Break the negative energy cycle – if you see yourself spiraling down or in a rut, mix it up, breakup the routine and do something fast that lifts you up. When you see one of your team members in a rut of unproductive or unprofessional behavior address it, don’t let it fester.
Active listening – takes time. Work at it, to hear what your team wants. Often just by being heard, problems can go away and people really make a big turnaround.
You must be the emotional manager of your office - not your assistant, not the new hotshot you just hired. In a family, parents must be the emotional managers or chaos rules the home. In your business, you must wear that mantel, albeit reluctantly at times. It’s part of your leadership role and power. Hone it, as well as your reactions to external events, and you’ll see the culture around you shift to the positive.
Jim Collins points out in Good to Great: When in doubt, don’t hire – keep looking. You can’t grow revenues consistently faster than your ability to get enough of the right people to implement that growth and still become a great company. So unless candidates for the open position have that can-do attitude and are a strong fit for your company in who they are – don’t hire them. The skills can be taught; the and-then-some positive attitude cannot.

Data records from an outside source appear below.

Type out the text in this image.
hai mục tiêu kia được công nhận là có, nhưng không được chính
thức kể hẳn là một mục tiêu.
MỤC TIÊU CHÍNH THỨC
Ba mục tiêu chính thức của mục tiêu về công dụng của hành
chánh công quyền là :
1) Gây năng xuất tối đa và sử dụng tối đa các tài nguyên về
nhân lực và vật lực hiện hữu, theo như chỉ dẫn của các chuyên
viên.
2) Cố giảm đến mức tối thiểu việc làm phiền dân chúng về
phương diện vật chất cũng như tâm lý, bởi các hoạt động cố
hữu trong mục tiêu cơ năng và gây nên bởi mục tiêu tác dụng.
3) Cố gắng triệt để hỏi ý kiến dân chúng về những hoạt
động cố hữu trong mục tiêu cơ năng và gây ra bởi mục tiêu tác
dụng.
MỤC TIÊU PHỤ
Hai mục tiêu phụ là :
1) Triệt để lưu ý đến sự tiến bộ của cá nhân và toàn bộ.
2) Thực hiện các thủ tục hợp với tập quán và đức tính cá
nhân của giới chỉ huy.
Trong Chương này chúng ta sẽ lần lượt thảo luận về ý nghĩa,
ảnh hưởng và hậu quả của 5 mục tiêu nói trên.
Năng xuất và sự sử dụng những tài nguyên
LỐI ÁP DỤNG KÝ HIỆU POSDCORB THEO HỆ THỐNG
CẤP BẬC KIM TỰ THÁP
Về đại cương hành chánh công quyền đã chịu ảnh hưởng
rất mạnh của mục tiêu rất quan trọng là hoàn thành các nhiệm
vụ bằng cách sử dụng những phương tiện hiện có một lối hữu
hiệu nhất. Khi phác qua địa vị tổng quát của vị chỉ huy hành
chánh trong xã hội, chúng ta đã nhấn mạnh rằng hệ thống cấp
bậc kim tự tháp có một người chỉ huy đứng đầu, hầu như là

As my friend Doug Emerson (doug@profitablehorseman.com) put it recently: “The prerequisite is attitude. Attitude is the one thing we can’t change in employees. You’ve got a good attitude or you don’t. Given adequate ability and desire to learn, everything else can be taught to employees with good attitudes. I have tried many times to teach good attitudes and have come to the conclusion it is about as easy as making a mud fence.”
A negative attitude will pull you down and with it your professional results. A positive attitude will pull you over the rough spots and energize you to lift your results to new heights – to match your vision. Whether you need an attitude adjustment a couple of times a day, once a week or only occasionally, never forget that your attitude determines your altitude. Don’t let outside people or events bring yours down.